Jadi katanya, Menag itu mencontohkan, suara yang terlalu keras apalagi muncul dengan secara bersamaan, justru bisa menimbulkan kebisingan serta dapat mengganggu masyarakat sekitar. Maka itu perlu ada pedoman penggunaanya pengeras suara. Tujuan itukan perlu ada toleransi keharmonisan bermasyarakat dapat terjaga. Jadi dengan pedoman ini, umat muslim yang mayoritas justru bisa menunjukkan toleransi kepada lainnya.
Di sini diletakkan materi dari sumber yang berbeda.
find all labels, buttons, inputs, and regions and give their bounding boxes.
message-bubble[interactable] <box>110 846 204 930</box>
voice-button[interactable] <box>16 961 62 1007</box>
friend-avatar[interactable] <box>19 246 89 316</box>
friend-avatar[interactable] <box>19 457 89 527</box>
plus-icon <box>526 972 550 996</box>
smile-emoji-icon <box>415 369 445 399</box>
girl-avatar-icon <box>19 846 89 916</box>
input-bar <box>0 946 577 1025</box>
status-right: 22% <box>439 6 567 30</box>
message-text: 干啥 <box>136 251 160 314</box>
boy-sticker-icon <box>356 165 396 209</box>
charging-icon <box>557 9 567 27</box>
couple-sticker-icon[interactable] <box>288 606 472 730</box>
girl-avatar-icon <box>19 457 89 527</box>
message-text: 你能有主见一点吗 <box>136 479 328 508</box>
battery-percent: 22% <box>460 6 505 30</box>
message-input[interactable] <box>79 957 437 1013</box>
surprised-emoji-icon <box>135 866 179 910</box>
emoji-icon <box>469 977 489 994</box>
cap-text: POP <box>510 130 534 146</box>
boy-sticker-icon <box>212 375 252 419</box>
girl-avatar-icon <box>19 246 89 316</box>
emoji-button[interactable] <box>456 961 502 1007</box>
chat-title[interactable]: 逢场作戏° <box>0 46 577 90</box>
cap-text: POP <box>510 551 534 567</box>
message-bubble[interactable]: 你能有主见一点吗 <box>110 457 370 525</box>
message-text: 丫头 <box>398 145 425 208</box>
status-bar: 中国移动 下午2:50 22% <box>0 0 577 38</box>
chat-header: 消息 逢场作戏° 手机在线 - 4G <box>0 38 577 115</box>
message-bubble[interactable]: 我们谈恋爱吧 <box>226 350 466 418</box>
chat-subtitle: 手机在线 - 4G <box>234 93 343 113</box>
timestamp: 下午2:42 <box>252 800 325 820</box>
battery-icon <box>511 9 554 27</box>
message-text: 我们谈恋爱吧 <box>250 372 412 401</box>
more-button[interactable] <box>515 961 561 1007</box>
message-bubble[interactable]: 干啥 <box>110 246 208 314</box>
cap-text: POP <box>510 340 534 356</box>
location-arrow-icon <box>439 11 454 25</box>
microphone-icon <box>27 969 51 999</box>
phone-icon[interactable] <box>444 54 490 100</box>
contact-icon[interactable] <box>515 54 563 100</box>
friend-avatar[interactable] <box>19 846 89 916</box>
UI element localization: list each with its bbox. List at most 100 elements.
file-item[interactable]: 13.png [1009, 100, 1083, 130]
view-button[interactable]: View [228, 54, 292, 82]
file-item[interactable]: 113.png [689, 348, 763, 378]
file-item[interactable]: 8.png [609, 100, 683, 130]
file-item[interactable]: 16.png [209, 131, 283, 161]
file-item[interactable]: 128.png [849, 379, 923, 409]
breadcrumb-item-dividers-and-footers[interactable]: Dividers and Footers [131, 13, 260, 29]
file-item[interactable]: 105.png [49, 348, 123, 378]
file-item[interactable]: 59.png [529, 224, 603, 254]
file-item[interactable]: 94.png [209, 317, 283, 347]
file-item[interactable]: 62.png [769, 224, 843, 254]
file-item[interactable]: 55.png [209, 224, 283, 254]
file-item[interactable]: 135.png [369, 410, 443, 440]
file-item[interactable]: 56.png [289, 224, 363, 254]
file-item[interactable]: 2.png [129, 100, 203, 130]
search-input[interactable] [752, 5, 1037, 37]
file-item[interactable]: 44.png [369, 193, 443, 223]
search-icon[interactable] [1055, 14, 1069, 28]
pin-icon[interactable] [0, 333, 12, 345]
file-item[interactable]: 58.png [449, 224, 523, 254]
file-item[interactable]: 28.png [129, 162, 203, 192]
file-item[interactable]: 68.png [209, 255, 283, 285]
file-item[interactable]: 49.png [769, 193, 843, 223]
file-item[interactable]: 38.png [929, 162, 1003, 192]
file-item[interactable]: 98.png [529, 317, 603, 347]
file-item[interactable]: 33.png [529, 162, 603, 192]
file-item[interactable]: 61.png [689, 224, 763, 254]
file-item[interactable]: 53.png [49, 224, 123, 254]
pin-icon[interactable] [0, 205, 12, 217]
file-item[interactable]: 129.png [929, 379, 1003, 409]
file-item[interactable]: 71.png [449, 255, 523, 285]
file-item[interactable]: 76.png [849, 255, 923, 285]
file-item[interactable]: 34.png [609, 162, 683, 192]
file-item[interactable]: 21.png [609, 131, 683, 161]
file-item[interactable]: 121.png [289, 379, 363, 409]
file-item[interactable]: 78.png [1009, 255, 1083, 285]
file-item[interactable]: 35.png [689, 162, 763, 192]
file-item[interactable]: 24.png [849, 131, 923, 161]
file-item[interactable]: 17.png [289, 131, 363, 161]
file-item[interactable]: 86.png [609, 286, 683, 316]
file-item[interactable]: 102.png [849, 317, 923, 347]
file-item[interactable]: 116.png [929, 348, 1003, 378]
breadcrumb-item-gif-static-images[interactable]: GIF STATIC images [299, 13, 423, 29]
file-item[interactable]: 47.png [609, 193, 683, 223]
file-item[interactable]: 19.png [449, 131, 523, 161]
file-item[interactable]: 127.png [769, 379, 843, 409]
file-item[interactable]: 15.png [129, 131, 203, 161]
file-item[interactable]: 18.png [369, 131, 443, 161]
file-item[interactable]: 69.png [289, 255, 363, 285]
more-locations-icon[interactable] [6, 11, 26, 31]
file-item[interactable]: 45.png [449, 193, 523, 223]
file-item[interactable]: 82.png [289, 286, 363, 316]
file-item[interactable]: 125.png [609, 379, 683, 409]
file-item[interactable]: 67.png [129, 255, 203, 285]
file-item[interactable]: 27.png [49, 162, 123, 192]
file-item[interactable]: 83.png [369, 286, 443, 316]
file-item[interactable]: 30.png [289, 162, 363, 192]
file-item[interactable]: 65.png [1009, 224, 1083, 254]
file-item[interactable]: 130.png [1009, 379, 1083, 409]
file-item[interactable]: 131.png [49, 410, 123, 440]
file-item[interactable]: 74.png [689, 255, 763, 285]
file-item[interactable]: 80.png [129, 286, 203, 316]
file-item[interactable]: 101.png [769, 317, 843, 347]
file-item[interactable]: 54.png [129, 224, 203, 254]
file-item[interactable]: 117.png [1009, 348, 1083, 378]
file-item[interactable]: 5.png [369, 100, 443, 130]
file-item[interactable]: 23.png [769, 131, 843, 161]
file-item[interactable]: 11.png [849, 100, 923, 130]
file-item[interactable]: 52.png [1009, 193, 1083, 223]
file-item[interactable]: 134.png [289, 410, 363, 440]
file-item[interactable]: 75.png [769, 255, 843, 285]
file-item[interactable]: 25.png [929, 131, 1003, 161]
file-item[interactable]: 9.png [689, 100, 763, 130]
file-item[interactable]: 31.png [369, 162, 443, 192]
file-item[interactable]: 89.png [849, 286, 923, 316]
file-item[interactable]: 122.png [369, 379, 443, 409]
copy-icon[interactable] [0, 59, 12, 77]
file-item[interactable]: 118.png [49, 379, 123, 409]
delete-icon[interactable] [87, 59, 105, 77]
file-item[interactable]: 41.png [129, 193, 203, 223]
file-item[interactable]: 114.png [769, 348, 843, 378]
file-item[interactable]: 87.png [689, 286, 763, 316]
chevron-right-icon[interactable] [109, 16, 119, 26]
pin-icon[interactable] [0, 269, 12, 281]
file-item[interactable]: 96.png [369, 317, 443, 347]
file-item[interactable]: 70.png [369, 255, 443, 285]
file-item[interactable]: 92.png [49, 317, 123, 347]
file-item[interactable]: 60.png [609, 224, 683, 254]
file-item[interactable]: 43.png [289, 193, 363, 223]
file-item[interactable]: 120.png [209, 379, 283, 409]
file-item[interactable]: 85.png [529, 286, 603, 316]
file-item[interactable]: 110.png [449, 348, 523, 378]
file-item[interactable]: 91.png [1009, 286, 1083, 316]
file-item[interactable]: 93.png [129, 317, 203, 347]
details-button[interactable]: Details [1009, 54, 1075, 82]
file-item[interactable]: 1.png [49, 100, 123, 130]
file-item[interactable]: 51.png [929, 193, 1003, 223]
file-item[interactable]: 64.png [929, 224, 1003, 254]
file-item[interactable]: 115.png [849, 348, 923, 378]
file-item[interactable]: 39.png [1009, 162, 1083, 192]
Menag, lanjut Thobib, tidak melarang masjid-musala menggunakan pengeras suara saat azan. Sebab, itu memang bagian dari syiar agama Islam. Edaran yang Menag terbitkan hanya mengatur antara lain terkait volume suara agar maksimal 100 dB (desibel). Selain itu, mengatur tentang waktu penggunaan disesuaikan di setiap waktu sebelum azan.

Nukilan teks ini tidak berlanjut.